Griffith was apparently stung by those critics. His very next feature attempted to placate them by depicting intolerance in four different historical eras. The intolerance leads to the fall of the Babylonian Empire, the death of Christ, the slaughter of the Huguenots in France, and to the near-hanging of an innocent man. Brief clips of a young mother (Lillian Gish) rocking a cradle serves as a bridge between the distinct stories.
The four stories are interspersed, but some receive more screen time than others. The story of Christ (Howard Gaye) is abbreviated into only a few scenes, such as the miracle of turning water into wine; ending the stoning of an adulteress; and his crucifixion.
Also given short shrift is the Huguenot story. Diffident french king Charles IX (Frank Bennett) is misled by his malevolent Catholic brother and mother (Maxfield Stanley, Josephine Crowell) into the 1572 St. Bartholomew's Day massacre of a community of Huguenot protestants that include innocent young woman Brown Eyes (Margary Wilson).
The other two stories dominate the film, and in fact were compiled into separate movies released in 1919, The Fall of Babylon and The Mother and the Law.
The latter details the actions of meddling upper-class socialites and their impact on two families in a present-day (1916) American city. The Dear One (Mae Marsh) is left in dire poverty following the death of her dominating father (F.A. Turner). She marries The Boy (Robert Harron), a member in a criminal ring led by The Musketeer (Walter Long).
The Boy tries to leave the ring, and is framed by The Musketeer. He is imprisoned. The Dear One gives birth to his child, but the meddling socialites take away her child, who is neglected in a ward. The Boy is released from prison, and finds The Dear One resisting the romantic advances of The Musketeer.
Meanwhile, The Musketeer's wife, The Friendless One (Miriam Cooper), stalks her husband and, through an window, witnesses his infidelity. She shoots him and flees. The Boy is convicted of the murder and sentenced to hang. But can The Dear One's neighbor, The Kindly Policeman (Tom Wilson) convince The Governor (Ralph Lewis) to pardon The Boy in time to stop his execution?

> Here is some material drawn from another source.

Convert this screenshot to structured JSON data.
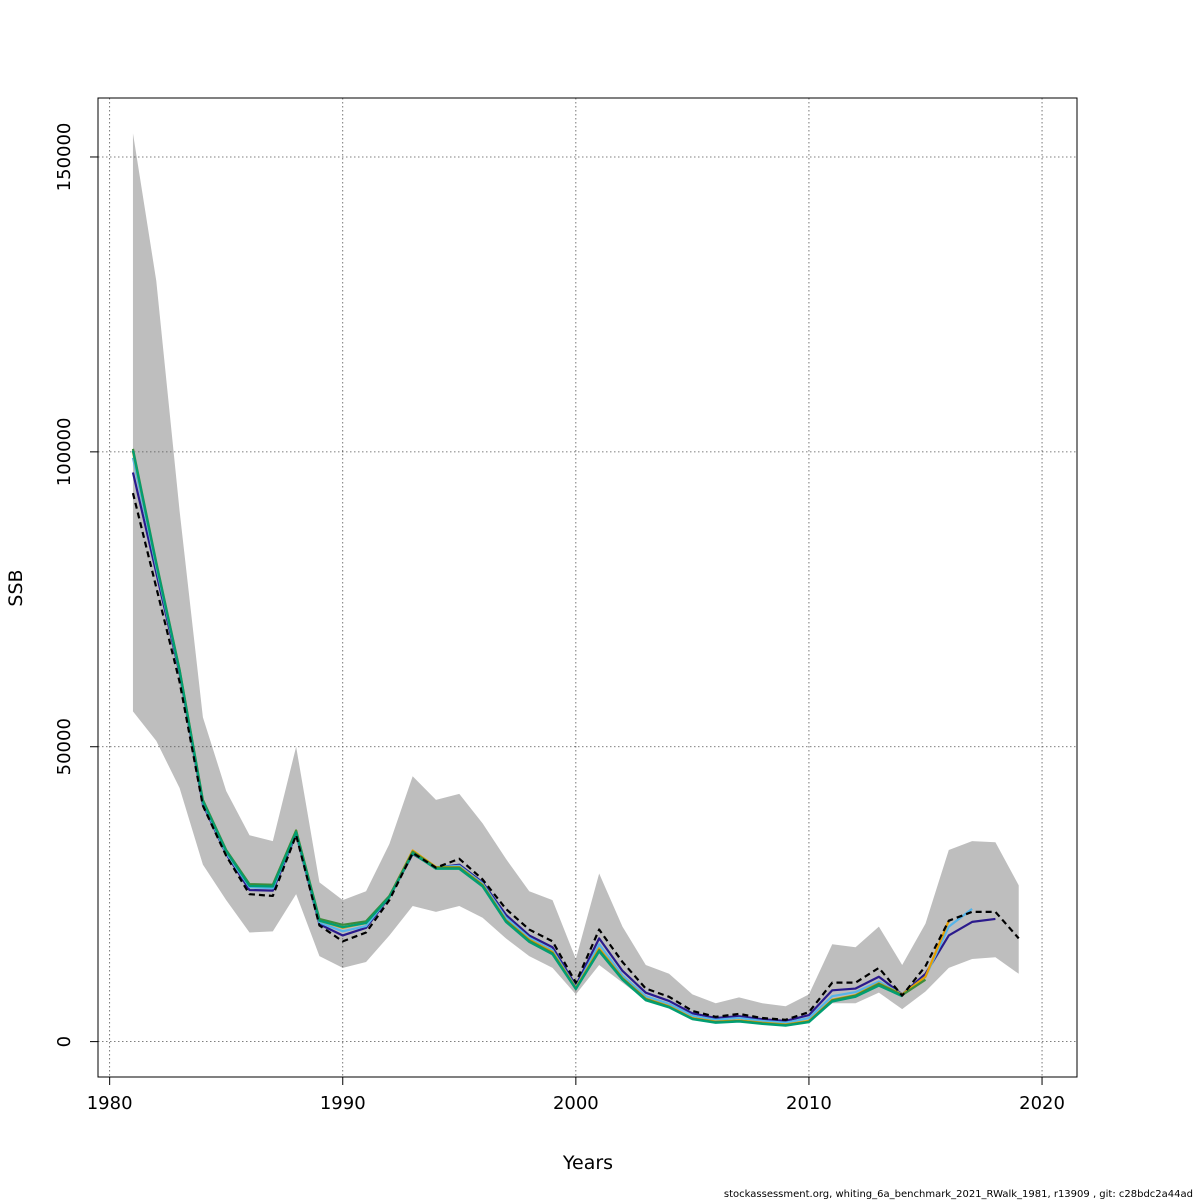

But the audience really came to see The Fall of Babylon. In this story, set in 539 B.C., Persian king Cyrus (George Siegmann) conquers Babylon and its pointy-bearded ruler Belshazzar (Alfred Paget) due to the treachery of a Babylonian priest (Tully Marshall) who is angry at the Babylonian worship of the goddess Ishtar. Also in this story is Amazon-ish warrior The Mountain Girl (Constance Talmadge), her would-be boyfriend (Elmer Clifton), and Belshazzar's devoted wife Princess Beloved (Seena Owen).
How others will see it. While Birth of a Nation was a great financial success, Intolerance was comparably a bust, due to its greater production cost. The sets, costumes, and large cast of extras, particularly for the Babylon story, were responsible. Nonetheless, Griffith went on to make further celebrated movies, especially Hearts of the World, Broken Blossoms, and Orphans of the Storm, all starring Lillian Gish who was also first-billed in Intolerance and Birth of a Nation.
Today, Intolerance ranks among the best known silent films. In 1989, it was added to the National Film Registry. At imdb.com, it has a respectable 13K user votes and a very high user rating of 7.8 out of 10. The ratings vary only among women viewers. Women under 30 grade it 7.2, while women over 45 see it higher at 8.1.
The user reviews praise Griffith's flawed-but-fascinating efforts at recreating the glories and excesses of ancient Babylon, and his attempt to impose a theme (that of intolerance) on the vast panoply of human history.
How I felt about it. The Christ story is so short that it is ineffective relative to the 2004 Mel Gibson version (The Passion of the Christ), or even the silent epic Ben-Hur (1925).
The Huguenot story is hampered by unconvincing scenes of the French court. Much is made of Henry III's effeminate personality, and his mother is reminiscent of the Queen of Hearts from "Alice's Adventures in Wonderland." Though much less amusing.
But the depicted mass murder of a religious minority community is horrifying, and much more effective. It presages the murder of French Jews by Nazi occupiers a quarter-century later.
The modern-day 1916 is unbelievable throughout, from the childlike innocence of The Dear One, the framing of The Boy, the sniper-like activities of The Friendless One, up to the last-moment stay of execution. We also wonder about The Friendless One's confession. Apparently, she will not be prosecuted for gunning down her husband and letting The Boy take the fall, while The Boy was to be hanged for the same crime.
More entertaining is the Fall of Babylon, with its collosal sets, crazed extra scenes, and comely tomboy Mountain Girl. The characters and events also lack credibility, but it must be admitted that Griffith puts on a good show.